Thursday, 20 April 2017

Is Seven Hours of Sleep the Best?

Conventional wisdom says that we need to aim for eight hours of sleep every night in order to reap its full health benefits. But is sleeping for eight or more hours harmful, or a sign that your health needs improvement? More recent research points to the answer of "yes".

This is not based on a tiny pilot study of 30 people. One of the largest sleep studies, involving one million volunteers over a period of six years, found that the optimal sleep time for longevity is sex to seven hours on average. Dr Daniel Kripke and his colleagues also have plenty of backup, as thirty out of thirty studies validate his findings. According to Dr Kripke, sleeping for more than seven hours, or less than five and a half, is associated with a shorter life. At the University of Massachusetts Medical School, Dr Gregg Jacobs has also found that five and a half hours of sleep is enough for optimal health. He has a concept called "core sleep".

Source: ForestWander
In Dr Kripke's research, people who slept more than 8 hours a night were 12% more likely to die within the six-year study period than people who slept 6.5-7.5 hours per night. If they slept more than 8.5 hours, or less than 4 hours, this risk was 15% higher. The participants were aged between 30 and 102 years, so this applies to all age groups. However, medical conditions may have at least partially caused the link between sleeping too little or too much and earlier death. On the other hand, too much sleep may be a causative factor for suffering an earlier death, as it means less physical activity. Research on older women has found that sitting for long periods of time increases the risk of death from all causes, including heart disease and cancer - even if they exercise regularly. Women who
spent 11 or more hours each day sitting down had a 12% higher risk of death, but lower levels of inactivity were not exempt from being harmful. Sitting for more than 6 or 8 hours a day is, as Dr JoAnn Manson says, not likely to be good for you. Fortunately, workplaces are beginning to adapt, with standing and treadmill desks as well as having nothing against you standing and stretching for a few minutes.

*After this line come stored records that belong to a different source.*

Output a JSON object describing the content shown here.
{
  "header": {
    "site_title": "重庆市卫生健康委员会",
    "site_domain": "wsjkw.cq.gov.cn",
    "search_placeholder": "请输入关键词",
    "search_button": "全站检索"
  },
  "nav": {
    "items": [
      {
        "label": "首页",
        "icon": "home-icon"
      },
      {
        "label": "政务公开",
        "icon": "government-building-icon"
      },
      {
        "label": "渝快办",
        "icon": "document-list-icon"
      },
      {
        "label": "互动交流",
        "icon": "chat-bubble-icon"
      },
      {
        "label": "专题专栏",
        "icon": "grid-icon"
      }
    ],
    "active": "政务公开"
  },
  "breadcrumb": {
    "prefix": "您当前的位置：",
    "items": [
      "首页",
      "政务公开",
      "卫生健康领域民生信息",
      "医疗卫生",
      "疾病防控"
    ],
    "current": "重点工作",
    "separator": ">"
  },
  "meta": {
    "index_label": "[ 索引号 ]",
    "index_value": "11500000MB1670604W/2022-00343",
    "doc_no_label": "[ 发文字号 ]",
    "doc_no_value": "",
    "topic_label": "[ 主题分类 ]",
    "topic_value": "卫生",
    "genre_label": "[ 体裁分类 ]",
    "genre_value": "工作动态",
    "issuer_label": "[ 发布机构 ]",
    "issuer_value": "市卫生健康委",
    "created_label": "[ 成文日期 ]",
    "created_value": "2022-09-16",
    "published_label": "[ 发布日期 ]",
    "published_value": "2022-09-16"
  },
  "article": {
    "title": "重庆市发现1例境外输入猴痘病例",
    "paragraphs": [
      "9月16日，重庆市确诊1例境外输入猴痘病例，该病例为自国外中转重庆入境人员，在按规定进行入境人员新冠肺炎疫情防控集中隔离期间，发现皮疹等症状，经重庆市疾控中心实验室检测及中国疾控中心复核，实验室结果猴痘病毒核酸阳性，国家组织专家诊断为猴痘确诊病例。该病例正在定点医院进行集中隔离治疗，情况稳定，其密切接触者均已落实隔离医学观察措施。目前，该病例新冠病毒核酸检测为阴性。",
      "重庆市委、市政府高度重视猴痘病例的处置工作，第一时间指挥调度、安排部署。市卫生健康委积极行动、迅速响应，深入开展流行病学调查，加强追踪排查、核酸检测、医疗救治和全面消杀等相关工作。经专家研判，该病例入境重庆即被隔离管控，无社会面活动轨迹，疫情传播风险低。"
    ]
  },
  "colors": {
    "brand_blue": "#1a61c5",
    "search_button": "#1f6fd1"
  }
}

Maybe you sleep too much because you aren't getting "proper" sleep; in this case, there are simple things you can do to improve the quality and depth of sleep (which would also boost your motivation to exercise). One of these is "stimulus control", in other words, use the bedroom for sleeping and intimacy only. If you have been lying awake for more than half an hour in bed, leave the room and do something relaxing somewhere else. This was a main feature of Dr Jacob's Cognitive Behavioural Therapy for Insomnia program. His research on this involved ten thousand participants with a 90% success rate, and 85-90% were able to reduce or cut out sleep medications. Positive thoughts surrounding sleep, such as "It is fine to allow sleep to happen within 30 minutes of going to bed", and "It is natural to awaken briefly during the night since sleep is polyphasic", can also help. These can help us to un-learn the unrealistic expectations that the eight-hour belief taught us about sleep, which only increase stress and reduce sleep quality even more. Using both sleep scheduling, where you go to bed and wake up at roughly the same time every day, and sleeping in a dark, uncluttered room, can help to reset our 24-hour rhythms of rest and activity. While the right quality and quantity of sleep are very important, there's nothing to worry about, as you can start today with improving sleep hygiene.